Communications professor Paul Lucas kicked off a Thursday presentation by showing actor Terry Crews playing multiple drum sets by flexing his muscles.
The video was an Old Spice commercial Lucas showed to exemplify commercials’ tendency toward flashiness and an unclear connections to the advertised product.
Lucas gave an open lecture titled the “Rhetoric of Brands,” in which he explored Aristotle’s theories on trade and expanded those theories to include brands.
Just under 40 people attended the Humanities Division’s Colloquium series lecture.
Lucas explained Aristotle’s idea that all objects but money have both a use value and an exchange value.
He then introduced the idea that brands are also a form of currency because they possess only exchange value and not use value. Brands are also like money, he said, in that consumers never have enough of it.
Lucas also brought ethics into the debate, explaining how a trade is ethical if both parties feel they got a good deal.

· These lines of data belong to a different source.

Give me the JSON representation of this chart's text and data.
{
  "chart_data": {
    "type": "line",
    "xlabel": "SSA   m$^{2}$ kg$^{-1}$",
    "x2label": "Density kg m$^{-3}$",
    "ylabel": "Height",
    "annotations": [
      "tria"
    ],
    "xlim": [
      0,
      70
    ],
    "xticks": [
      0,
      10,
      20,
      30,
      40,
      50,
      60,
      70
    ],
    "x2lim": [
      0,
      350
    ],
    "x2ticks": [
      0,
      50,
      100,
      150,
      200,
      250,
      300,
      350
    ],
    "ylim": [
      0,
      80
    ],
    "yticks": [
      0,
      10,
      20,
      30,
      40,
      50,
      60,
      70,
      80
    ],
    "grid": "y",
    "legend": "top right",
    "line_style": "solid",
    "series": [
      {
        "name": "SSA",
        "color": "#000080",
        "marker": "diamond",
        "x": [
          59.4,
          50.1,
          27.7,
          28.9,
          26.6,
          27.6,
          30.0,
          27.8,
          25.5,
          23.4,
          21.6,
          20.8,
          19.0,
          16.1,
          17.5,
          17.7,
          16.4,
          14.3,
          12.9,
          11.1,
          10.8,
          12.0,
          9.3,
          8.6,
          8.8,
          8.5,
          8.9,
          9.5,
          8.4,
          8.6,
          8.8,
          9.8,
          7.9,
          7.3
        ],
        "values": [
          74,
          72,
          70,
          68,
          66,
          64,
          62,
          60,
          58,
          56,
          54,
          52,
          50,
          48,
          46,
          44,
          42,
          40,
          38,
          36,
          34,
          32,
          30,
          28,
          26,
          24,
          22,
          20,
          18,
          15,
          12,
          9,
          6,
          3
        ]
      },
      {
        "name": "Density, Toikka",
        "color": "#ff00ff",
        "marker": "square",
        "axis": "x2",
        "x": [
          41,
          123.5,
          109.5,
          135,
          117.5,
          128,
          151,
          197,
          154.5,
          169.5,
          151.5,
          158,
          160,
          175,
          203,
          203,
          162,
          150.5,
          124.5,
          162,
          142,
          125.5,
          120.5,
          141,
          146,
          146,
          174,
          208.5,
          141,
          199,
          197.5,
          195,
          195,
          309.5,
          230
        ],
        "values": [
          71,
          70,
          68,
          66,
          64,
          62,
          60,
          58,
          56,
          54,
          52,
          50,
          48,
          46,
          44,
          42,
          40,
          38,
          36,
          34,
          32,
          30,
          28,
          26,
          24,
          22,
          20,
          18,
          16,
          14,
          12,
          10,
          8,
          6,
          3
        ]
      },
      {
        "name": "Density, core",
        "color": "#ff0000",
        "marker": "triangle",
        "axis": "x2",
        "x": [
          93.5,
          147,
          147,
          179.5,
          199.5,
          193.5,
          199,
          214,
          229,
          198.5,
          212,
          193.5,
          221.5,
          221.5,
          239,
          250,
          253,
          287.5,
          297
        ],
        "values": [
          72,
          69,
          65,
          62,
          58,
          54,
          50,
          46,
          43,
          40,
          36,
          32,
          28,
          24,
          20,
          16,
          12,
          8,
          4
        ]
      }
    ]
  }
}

Lucas showed Old Spice, King’s Hawaiian sweet rolls and Dirt Devil commercials. He also showed a Kentucky Fried Chicken commercial run during “The Walking Dead” to show how bad advertising can harm a brand’s image.
After his lecture, Lucas answered questions for about half an hour.

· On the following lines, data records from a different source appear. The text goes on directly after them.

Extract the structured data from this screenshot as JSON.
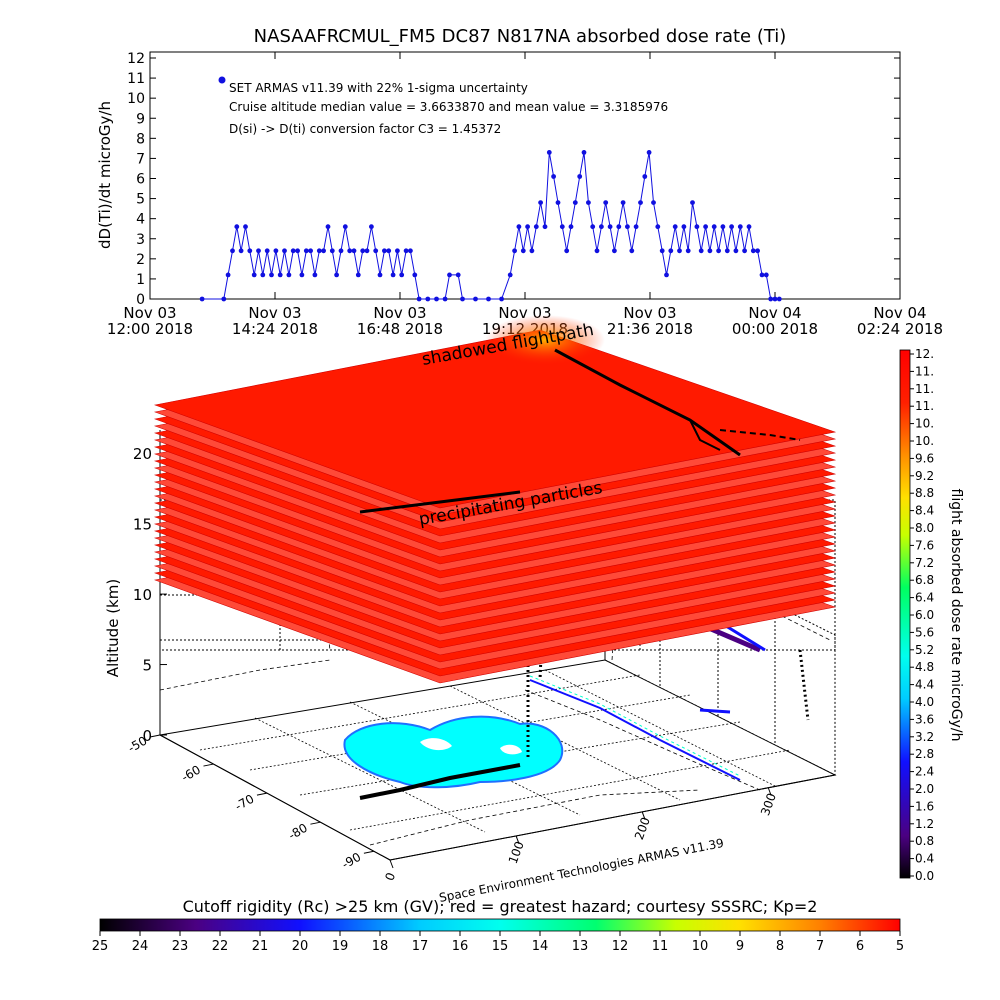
{
  "chart_data": [
    {
      "type": "scatter",
      "title": "NASAAFRCMUL_FM5 DC87 N817NA absorbed dose rate (Ti)",
      "ylabel": "dD(Ti)/dt microGy/h",
      "ylim": [
        0,
        12
      ],
      "yticks": [
        "0",
        "1",
        "2",
        "3",
        "4",
        "5",
        "6",
        "7",
        "8",
        "9",
        "10",
        "11",
        "12"
      ],
      "xticks": [
        {
          "line1": "Nov 03",
          "line2": "12:00 2018"
        },
        {
          "line1": "Nov 03",
          "line2": "14:24 2018"
        },
        {
          "line1": "Nov 03",
          "line2": "16:48 2018"
        },
        {
          "line1": "Nov 03",
          "line2": "19:12 2018"
        },
        {
          "line1": "Nov 03",
          "line2": "21:36 2018"
        },
        {
          "line1": "Nov 04",
          "line2": "00:00 2018"
        },
        {
          "line1": "Nov 04",
          "line2": "02:24 2018"
        }
      ],
      "xlim": [
        "2018-11-03 12:00",
        "2018-11-04 02:24"
      ],
      "legend": {
        "label": "SET ARMAS v11.39 with 22% 1-sigma uncertainty",
        "info1": "Cruise altitude median value = 3.6633870 and mean value = 3.3185976",
        "info2": "D(si) -> D(ti) conversion factor C3 = 1.45372",
        "placement": "top-left"
      },
      "series": [
        {
          "color": "#1010e0",
          "points": [
            [
              "2018-11-03 13:00",
              0
            ],
            [
              "2018-11-03 13:25",
              0
            ],
            [
              "2018-11-03 13:30",
              1.2
            ],
            [
              "2018-11-03 13:35",
              2.4
            ],
            [
              "2018-11-03 13:40",
              3.6
            ],
            [
              "2018-11-03 13:45",
              2.4
            ],
            [
              "2018-11-03 13:50",
              3.6
            ],
            [
              "2018-11-03 13:55",
              2.4
            ],
            [
              "2018-11-03 14:00",
              1.2
            ],
            [
              "2018-11-03 14:05",
              2.4
            ],
            [
              "2018-11-03 14:10",
              1.2
            ],
            [
              "2018-11-03 14:15",
              2.4
            ],
            [
              "2018-11-03 14:20",
              1.2
            ],
            [
              "2018-11-03 14:25",
              2.4
            ],
            [
              "2018-11-03 14:30",
              1.2
            ],
            [
              "2018-11-03 14:35",
              2.4
            ],
            [
              "2018-11-03 14:40",
              1.2
            ],
            [
              "2018-11-03 14:45",
              2.4
            ],
            [
              "2018-11-03 14:50",
              2.4
            ],
            [
              "2018-11-03 14:55",
              1.2
            ],
            [
              "2018-11-03 15:00",
              2.4
            ],
            [
              "2018-11-03 15:05",
              2.4
            ],
            [
              "2018-11-03 15:10",
              1.2
            ],
            [
              "2018-11-03 15:15",
              2.4
            ],
            [
              "2018-11-03 15:20",
              2.4
            ],
            [
              "2018-11-03 15:25",
              3.6
            ],
            [
              "2018-11-03 15:30",
              2.4
            ],
            [
              "2018-11-03 15:35",
              1.2
            ],
            [
              "2018-11-03 15:40",
              2.4
            ],
            [
              "2018-11-03 15:45",
              3.6
            ],
            [
              "2018-11-03 15:50",
              2.4
            ],
            [
              "2018-11-03 15:55",
              2.4
            ],
            [
              "2018-11-03 16:00",
              1.2
            ],
            [
              "2018-11-03 16:05",
              2.4
            ],
            [
              "2018-11-03 16:10",
              2.4
            ],
            [
              "2018-11-03 16:15",
              3.6
            ],
            [
              "2018-11-03 16:20",
              2.4
            ],
            [
              "2018-11-03 16:25",
              1.2
            ],
            [
              "2018-11-03 16:30",
              2.4
            ],
            [
              "2018-11-03 16:35",
              2.4
            ],
            [
              "2018-11-03 16:40",
              1.2
            ],
            [
              "2018-11-03 16:45",
              2.4
            ],
            [
              "2018-11-03 16:50",
              1.2
            ],
            [
              "2018-11-03 16:55",
              2.4
            ],
            [
              "2018-11-03 17:00",
              2.4
            ],
            [
              "2018-11-03 17:05",
              1.2
            ],
            [
              "2018-11-03 17:10",
              0
            ],
            [
              "2018-11-03 17:20",
              0
            ],
            [
              "2018-11-03 17:30",
              0
            ],
            [
              "2018-11-03 17:40",
              0
            ],
            [
              "2018-11-03 17:45",
              1.2
            ],
            [
              "2018-11-03 17:55",
              1.2
            ],
            [
              "2018-11-03 18:00",
              0
            ],
            [
              "2018-11-03 18:15",
              0
            ],
            [
              "2018-11-03 18:30",
              0
            ],
            [
              "2018-11-03 18:45",
              0
            ],
            [
              "2018-11-03 18:55",
              1.2
            ],
            [
              "2018-11-03 19:00",
              2.4
            ],
            [
              "2018-11-03 19:05",
              3.6
            ],
            [
              "2018-11-03 19:10",
              2.4
            ],
            [
              "2018-11-03 19:15",
              3.6
            ],
            [
              "2018-11-03 19:20",
              2.4
            ],
            [
              "2018-11-03 19:25",
              3.6
            ],
            [
              "2018-11-03 19:30",
              4.8
            ],
            [
              "2018-11-03 19:35",
              3.6
            ],
            [
              "2018-11-03 19:40",
              7.3
            ],
            [
              "2018-11-03 19:45",
              6.1
            ],
            [
              "2018-11-03 19:50",
              4.8
            ],
            [
              "2018-11-03 19:55",
              3.6
            ],
            [
              "2018-11-03 20:00",
              2.4
            ],
            [
              "2018-11-03 20:05",
              3.6
            ],
            [
              "2018-11-03 20:10",
              4.8
            ],
            [
              "2018-11-03 20:15",
              6.1
            ],
            [
              "2018-11-03 20:20",
              7.3
            ],
            [
              "2018-11-03 20:25",
              4.8
            ],
            [
              "2018-11-03 20:30",
              3.6
            ],
            [
              "2018-11-03 20:35",
              2.4
            ],
            [
              "2018-11-03 20:40",
              3.6
            ],
            [
              "2018-11-03 20:45",
              4.8
            ],
            [
              "2018-11-03 20:50",
              3.6
            ],
            [
              "2018-11-03 20:55",
              2.4
            ],
            [
              "2018-11-03 21:00",
              3.6
            ],
            [
              "2018-11-03 21:05",
              4.8
            ],
            [
              "2018-11-03 21:10",
              3.6
            ],
            [
              "2018-11-03 21:15",
              2.4
            ],
            [
              "2018-11-03 21:20",
              3.6
            ],
            [
              "2018-11-03 21:25",
              4.8
            ],
            [
              "2018-11-03 21:30",
              6.1
            ],
            [
              "2018-11-03 21:35",
              7.3
            ],
            [
              "2018-11-03 21:40",
              4.8
            ],
            [
              "2018-11-03 21:45",
              3.6
            ],
            [
              "2018-11-03 21:50",
              2.4
            ],
            [
              "2018-11-03 21:55",
              1.2
            ],
            [
              "2018-11-03 22:00",
              2.4
            ],
            [
              "2018-11-03 22:05",
              3.6
            ],
            [
              "2018-11-03 22:10",
              2.4
            ],
            [
              "2018-11-03 22:15",
              3.6
            ],
            [
              "2018-11-03 22:20",
              2.4
            ],
            [
              "2018-11-03 22:25",
              4.8
            ],
            [
              "2018-11-03 22:30",
              3.6
            ],
            [
              "2018-11-03 22:35",
              2.4
            ],
            [
              "2018-11-03 22:40",
              3.6
            ],
            [
              "2018-11-03 22:45",
              2.4
            ],
            [
              "2018-11-03 22:50",
              3.6
            ],
            [
              "2018-11-03 22:55",
              2.4
            ],
            [
              "2018-11-03 23:00",
              3.6
            ],
            [
              "2018-11-03 23:05",
              2.4
            ],
            [
              "2018-11-03 23:10",
              3.6
            ],
            [
              "2018-11-03 23:15",
              2.4
            ],
            [
              "2018-11-03 23:20",
              3.6
            ],
            [
              "2018-11-03 23:25",
              2.4
            ],
            [
              "2018-11-03 23:30",
              3.6
            ],
            [
              "2018-11-03 23:35",
              2.4
            ],
            [
              "2018-11-03 23:40",
              2.4
            ],
            [
              "2018-11-03 23:45",
              1.2
            ],
            [
              "2018-11-03 23:50",
              1.2
            ],
            [
              "2018-11-03 23:55",
              0
            ],
            [
              "2018-11-04 00:00",
              0
            ],
            [
              "2018-11-04 00:05",
              0
            ]
          ]
        }
      ]
    },
    {
      "type": "scatter",
      "zlabel": "Altitude (km)",
      "zticks": [
        "0",
        "5",
        "10",
        "15",
        "20"
      ],
      "zlim": [
        0,
        22
      ],
      "lat_ticks": [
        "-90",
        "-80",
        "-70",
        "-60",
        "-50"
      ],
      "lon_ticks": [
        "0",
        "100",
        "200",
        "300"
      ],
      "annotations": {
        "shadowed": "shadowed flightpath",
        "precip": "precipitating particles",
        "credit": "Space Environment Technologies ARMAS v11.39"
      },
      "rc_colorbar": {
        "title": "Cutoff rigidity (Rc) >25 km (GV); red = greatest hazard; courtesy SSSRC; Kp=2",
        "ticks": [
          "25",
          "24",
          "23",
          "22",
          "21",
          "20",
          "19",
          "18",
          "17",
          "16",
          "15",
          "14",
          "13",
          "12",
          "11",
          "10",
          "9",
          "8",
          "7",
          "6",
          "5"
        ]
      },
      "dose_colorbar": {
        "title": "flight absorbed dose rate microGy/h",
        "ticks": [
          "0.0",
          "0.4",
          "0.8",
          "1.2",
          "1.6",
          "2.0",
          "2.4",
          "2.8",
          "3.2",
          "3.6",
          "4.0",
          "4.4",
          "4.8",
          "5.2",
          "5.6",
          "6.0",
          "6.4",
          "6.8",
          "7.2",
          "7.6",
          "8.0",
          "8.4",
          "8.8",
          "9.2",
          "9.6",
          "10.",
          "10.",
          "11.",
          "11.",
          "11.",
          "12."
        ]
      },
      "colors": {
        "hazard_red": "#ff1a00",
        "cutoff_cyan": "#00ffff",
        "track": "#000000"
      }
    }
  ]
}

Lucas said his research is to be published in the International Journal of Integrated Marketing Communications this fall.
Freshman Carrie Albright said she attended the lecture because her Public Speaking professor Chris Barkley offered extra credit for attending.

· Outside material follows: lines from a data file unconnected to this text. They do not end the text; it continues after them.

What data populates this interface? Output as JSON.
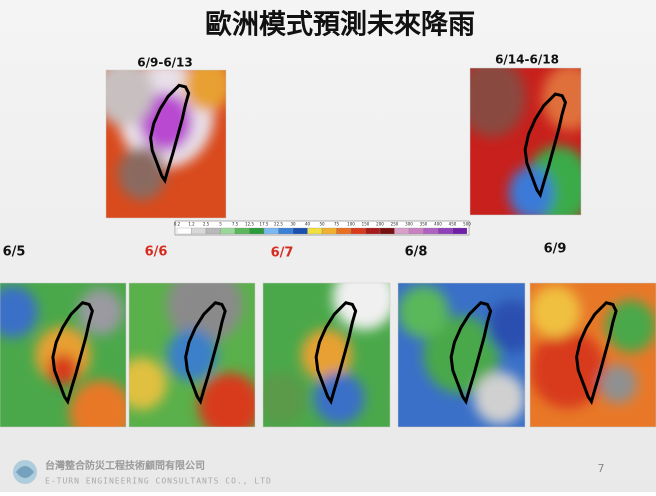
{
  "title": "歐洲模式預測未來降雨",
  "top_maps": [
    {
      "label": "6/9-6/13"
    },
    {
      "label": "6/14-6/18"
    }
  ],
  "colorbar": {
    "labels": [
      "0.2",
      "1.2",
      "2.5",
      "5",
      "7.5",
      "12.5",
      "17.5",
      "22.5",
      "30",
      "40",
      "50",
      "75",
      "100",
      "150",
      "200",
      "250",
      "300",
      "350",
      "400",
      "450",
      "500"
    ]
  },
  "daily_maps": [
    {
      "label": "6/5"
    },
    {
      "label": "6/6"
    },
    {
      "label": "6/7"
    },
    {
      "label": "6/8"
    },
    {
      "label": "6/9"
    }
  ],
  "footer": {
    "company": "台灣整合防災工程技術顧問有限公司",
    "company_en": "E-TURN ENGINEERING CONSULTANTS CO., LTD",
    "page": "7"
  }
}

She said she is a business marketing major, but hasn’t yet developed an interest for advertising.
Albright said she wanted to learn about the topic, but didn’t know what to expect.
Senior Communications major Anisah Baylor said she went because Lucas told her about the lecture in class. She said she has always been interested in advertising.
“I thought it was great,” she said about the lecture.
“I wish it could have been longer; more questions could have been generated.”